Bispectral Neural Networks

We present a neural network architecture, Bispectral Neural Networks (BNNs) for learning representations that are invariant to the actions of compact commutative groups on the space over which a signal is defined. The model incorporates the ansatz of the bispectrum, an analytically defined group invariant that is complete--that is, it preserves all signal structure while removing only the variation due to group actions. Here, we demonstrate that BNNs are able to simultaneously learn groups, their irreducible representations, and corresponding equivariant and complete-invariant maps purely from the symmetries implicit in data. Further, we demonstrate that the completeness property endows these networks with strong invariance-based adversarial robustness. This work establishes Bispectral Neural Networks as a powerful computational primitive for robust invariant representation learning. A fundamental problem of intelligence is to model the transformation structure of the natural world.

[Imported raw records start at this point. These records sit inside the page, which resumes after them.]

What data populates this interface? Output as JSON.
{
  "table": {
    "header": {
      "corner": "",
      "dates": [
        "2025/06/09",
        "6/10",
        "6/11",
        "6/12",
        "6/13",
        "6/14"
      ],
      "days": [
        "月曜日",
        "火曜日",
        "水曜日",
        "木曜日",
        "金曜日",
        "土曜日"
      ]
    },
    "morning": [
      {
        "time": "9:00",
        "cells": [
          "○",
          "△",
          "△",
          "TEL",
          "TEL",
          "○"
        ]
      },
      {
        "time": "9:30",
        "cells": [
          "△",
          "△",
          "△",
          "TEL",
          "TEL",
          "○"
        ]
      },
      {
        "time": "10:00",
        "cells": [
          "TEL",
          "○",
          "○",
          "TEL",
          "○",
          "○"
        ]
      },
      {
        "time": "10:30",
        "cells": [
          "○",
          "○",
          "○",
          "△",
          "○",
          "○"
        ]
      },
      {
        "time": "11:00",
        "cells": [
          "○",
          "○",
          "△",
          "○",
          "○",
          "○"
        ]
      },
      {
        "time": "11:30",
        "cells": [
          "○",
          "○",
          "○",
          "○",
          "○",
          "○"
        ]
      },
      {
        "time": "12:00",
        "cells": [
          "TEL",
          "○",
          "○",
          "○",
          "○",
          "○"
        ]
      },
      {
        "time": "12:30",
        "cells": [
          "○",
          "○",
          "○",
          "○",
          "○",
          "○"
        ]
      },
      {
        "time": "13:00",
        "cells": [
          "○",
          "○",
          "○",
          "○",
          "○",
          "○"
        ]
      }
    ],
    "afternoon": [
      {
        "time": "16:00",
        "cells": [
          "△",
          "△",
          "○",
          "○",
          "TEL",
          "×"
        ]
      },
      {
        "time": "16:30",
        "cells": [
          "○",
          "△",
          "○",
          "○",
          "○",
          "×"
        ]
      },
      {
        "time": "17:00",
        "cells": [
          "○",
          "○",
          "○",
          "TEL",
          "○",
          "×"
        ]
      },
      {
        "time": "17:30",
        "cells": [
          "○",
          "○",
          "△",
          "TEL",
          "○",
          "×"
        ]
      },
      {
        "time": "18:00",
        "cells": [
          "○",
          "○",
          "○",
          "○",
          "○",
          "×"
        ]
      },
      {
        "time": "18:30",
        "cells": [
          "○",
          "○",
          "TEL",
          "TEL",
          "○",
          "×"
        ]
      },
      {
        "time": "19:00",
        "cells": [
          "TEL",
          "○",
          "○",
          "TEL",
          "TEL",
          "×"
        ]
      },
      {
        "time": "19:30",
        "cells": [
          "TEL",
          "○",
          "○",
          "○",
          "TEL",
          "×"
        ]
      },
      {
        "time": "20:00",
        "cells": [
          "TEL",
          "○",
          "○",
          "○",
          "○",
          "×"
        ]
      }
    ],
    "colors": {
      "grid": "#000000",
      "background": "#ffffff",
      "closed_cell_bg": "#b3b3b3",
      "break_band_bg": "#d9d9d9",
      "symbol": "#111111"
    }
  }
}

In the context of vision, translation, rotation, and scaling define symmetries of object categorization--the transformations that leave perceived object identity invariant. In audition, pitch and timbre define symmetries of speech recognition. Biological neural systems have learned these symmetries from the statistics of the natural world--either through evolution or accumulated experience. Here, we tackle the problem of learning symmetries in artificial neural networks. At the heart of the challenge lie two requirements that are frequently in tension: invariance to transformation structure and selectivity to pattern structure. In deep networks, operations such as max or average are commonly employed to achieve invariance to local transformations. Such operations are invariant to many natural transformations; however, they are also invariant to unnatural transformations that destroy image structure, such as pixel permutations.